🤖 AI Summary
This paper studies online proportional seat allocation under dynamic voting: seats must be assigned in real time as vote streams arrive, without future information, to minimize the deviation between each party’s cumulative seat count and its cumulative vote share. We establish the first theoretical framework for online proportional allocation, proving a linear lower bound on the competitive ratio for deterministic algorithms. We further show that deterministic quota-satisfying allocations exist only when the number of parties is at most three. To overcome this limitation, we propose a novel randomized rounding mechanism—integrating stochasticity with network flow modeling—that achieves both global quota satisfaction and proportional fairness in expectation. We design a greedy algorithm matching the lower bound and provide a recursive network flow construction that generalizes to arbitrary numbers of parties.
📝 Abstract
Traditionally, the problem of apportioning the seats of a legislative body has been viewed as a one-shot process with no dynamic considerations. While this approach is reasonable for some settings, dynamic aspects play an important role in many others. We initiate the study of apportionment problems in an online setting. Specifically, we introduce a framework for proportional apportionment with no information about the future. In this model, time is discrete and there are $n$ parties that receive a certain share of the votes at each time step. An online algorithm needs to irrevocably assign a prescribed number of seats at each time, ensuring that each party receives its fractional share rounded up or down, and that the cumulative number of seats allocated to each party remains close to its cumulative share up to that time.
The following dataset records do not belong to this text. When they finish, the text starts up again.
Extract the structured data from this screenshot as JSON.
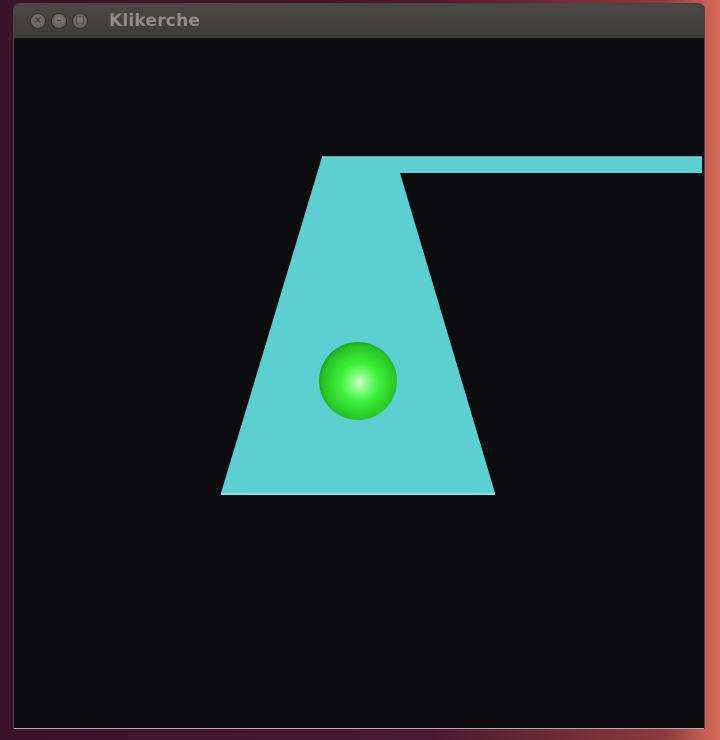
{
  "window": {
    "title": "Klikerche",
    "buttons": {
      "close_glyph": "×",
      "minimize_glyph": "–",
      "maximize_glyph": "□"
    }
  },
  "scene": {
    "background_color": "#0d0d0f",
    "platform_color": "#5ccfd1",
    "platform_edge_color": "#7fe6e8",
    "ball_color": "#3ef03a",
    "ball_highlight_color": "#e9ffe9"
  }
}
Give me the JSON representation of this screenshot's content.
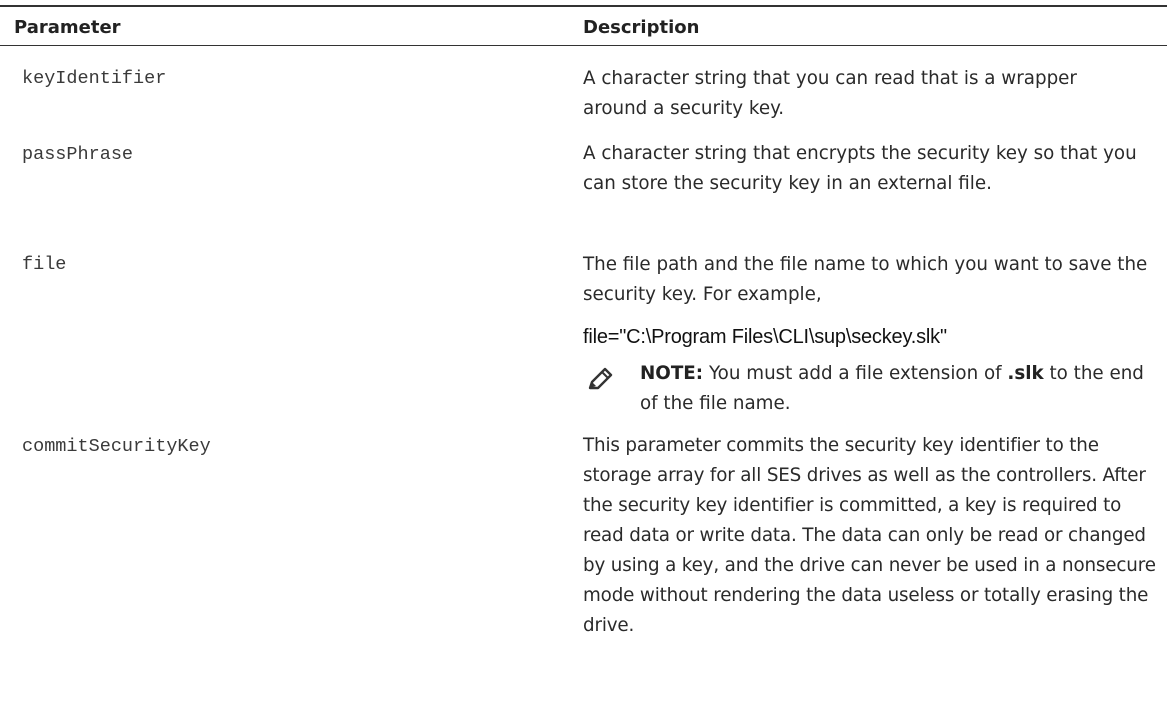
{
  "table": {
    "headers": {
      "parameter": "Parameter",
      "description": "Description"
    },
    "rows": [
      {
        "parameter": "keyIdentifier",
        "description": "A character string that you can read that is a wrapper around a security key."
      },
      {
        "parameter": "passPhrase",
        "description": "A character string that encrypts the security key so that you can store the security key in an external file."
      },
      {
        "parameter": "file",
        "description": "The file path and the file name to which you want to save the security key. For example,",
        "example": "file=\"C:\\Program Files\\CLI\\sup\\seckey.slk\"",
        "note": {
          "label": "NOTE:",
          "text_before": "You must add a file extension of",
          "extension": ".slk",
          "text_after": "to the end of the file name."
        }
      },
      {
        "parameter": "commitSecurityKey",
        "description": "This parameter commits the security key identifier to the storage array for all SES drives as well as the controllers. After the security key identifier is committed, a key is required to read data or write data. The data can only be read or changed by using a key, and the drive can never be used in a nonsecure mode without rendering the data useless or totally erasing the drive."
      }
    ]
  },
  "icons": {
    "note": "pencil-note-icon"
  }
}
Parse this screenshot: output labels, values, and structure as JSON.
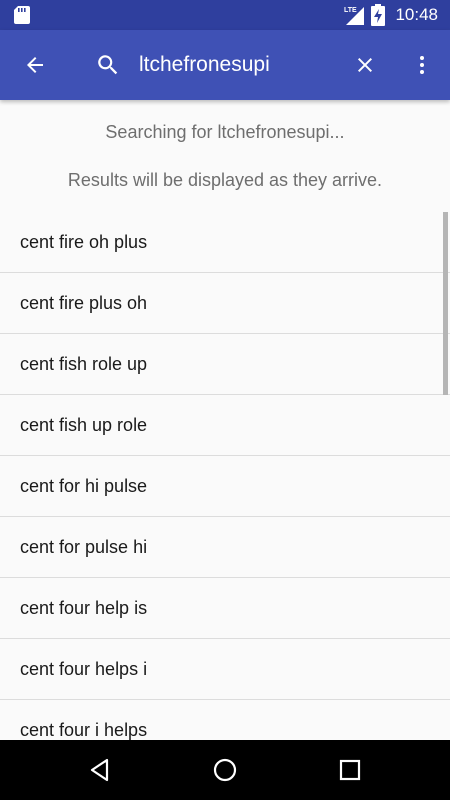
{
  "status_bar": {
    "network": "LTE",
    "time": "10:48"
  },
  "app_bar": {
    "search_query": "ltchefronesupi",
    "icons": {
      "back": "arrow-back-icon",
      "search": "search-icon",
      "clear": "close-icon",
      "overflow": "more-vert-icon"
    }
  },
  "info": {
    "searching": "Searching for ltchefronesupi...",
    "results_note": "Results will be displayed as they arrive."
  },
  "results": [
    "cent fire oh plus",
    "cent fire plus oh",
    "cent fish role up",
    "cent fish up role",
    "cent for hi pulse",
    "cent for pulse hi",
    "cent four help is",
    "cent four helps i",
    "cent four i helps"
  ],
  "colors": {
    "app_bar": "#3f51b5",
    "status_bar": "#2f3f9e",
    "background": "#fafafa",
    "nav_bar": "#000000"
  }
}
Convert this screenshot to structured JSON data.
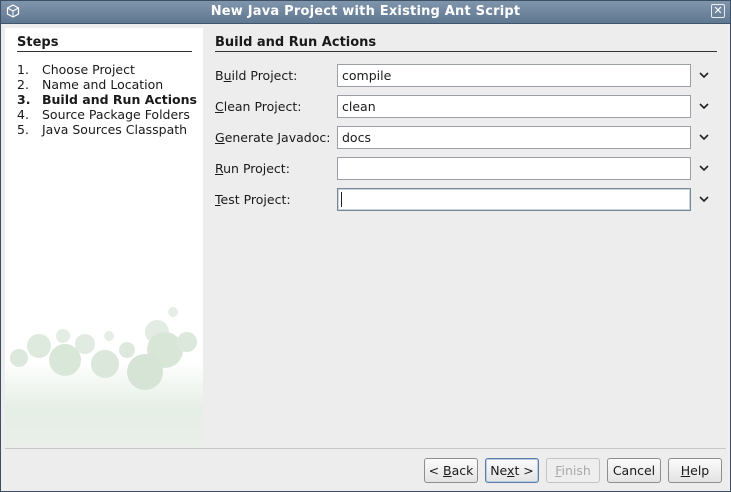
{
  "window": {
    "title": "New Java Project with Existing Ant Script"
  },
  "steps": {
    "heading": "Steps",
    "items": [
      {
        "num": "1.",
        "label": "Choose Project",
        "current": false
      },
      {
        "num": "2.",
        "label": "Name and Location",
        "current": false
      },
      {
        "num": "3.",
        "label": "Build and Run Actions",
        "current": true
      },
      {
        "num": "4.",
        "label": "Source Package Folders",
        "current": false
      },
      {
        "num": "5.",
        "label": "Java Sources Classpath",
        "current": false
      }
    ]
  },
  "main": {
    "heading": "Build and Run Actions",
    "fields": [
      {
        "label": "Build Project:",
        "mnemonic": "u",
        "value": "compile"
      },
      {
        "label": "Clean Project:",
        "mnemonic": "C",
        "value": "clean"
      },
      {
        "label": "Generate Javadoc:",
        "mnemonic": "G",
        "value": "docs"
      },
      {
        "label": "Run Project:",
        "mnemonic": "R",
        "value": ""
      },
      {
        "label": "Test Project:",
        "mnemonic": "T",
        "value": ""
      }
    ]
  },
  "buttons": {
    "back": "< Back",
    "next": "Next >",
    "finish": "Finish",
    "cancel": "Cancel",
    "help": "Help"
  },
  "colors": {
    "titlebar": "#6f86a0",
    "panel_background": "#ededed",
    "steps_background": "#ffffff"
  }
}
We study deterministic and randomized online apportionment methods. For deterministic methods, we construct a family of adversarial instances that yield a lower bound, linear in $n$, on the worst-case deviation between the seats allocated to a party and its cumulative share. We show that this bound is best possible and is matched by a natural greedy method. As a consequence, a method guaranteeing that the cumulative number of seats assigned to each party up to any step equals its cumulative share rounded up or down (global quota) exists if and only if $nleq 3$. Then, we turn to randomized allocations and show that, for $nleq 3$, we can randomize over methods satisfying global quota with the additional guarantee that each party receives, in expectation, its proportional share in every step. Our proof is constructive: Any method satisfying these properties can be obtained from a flow on a recursively constructed network. We showcase the applicability of our results to obtain approximate solutions in the context of online dependent rounding procedures.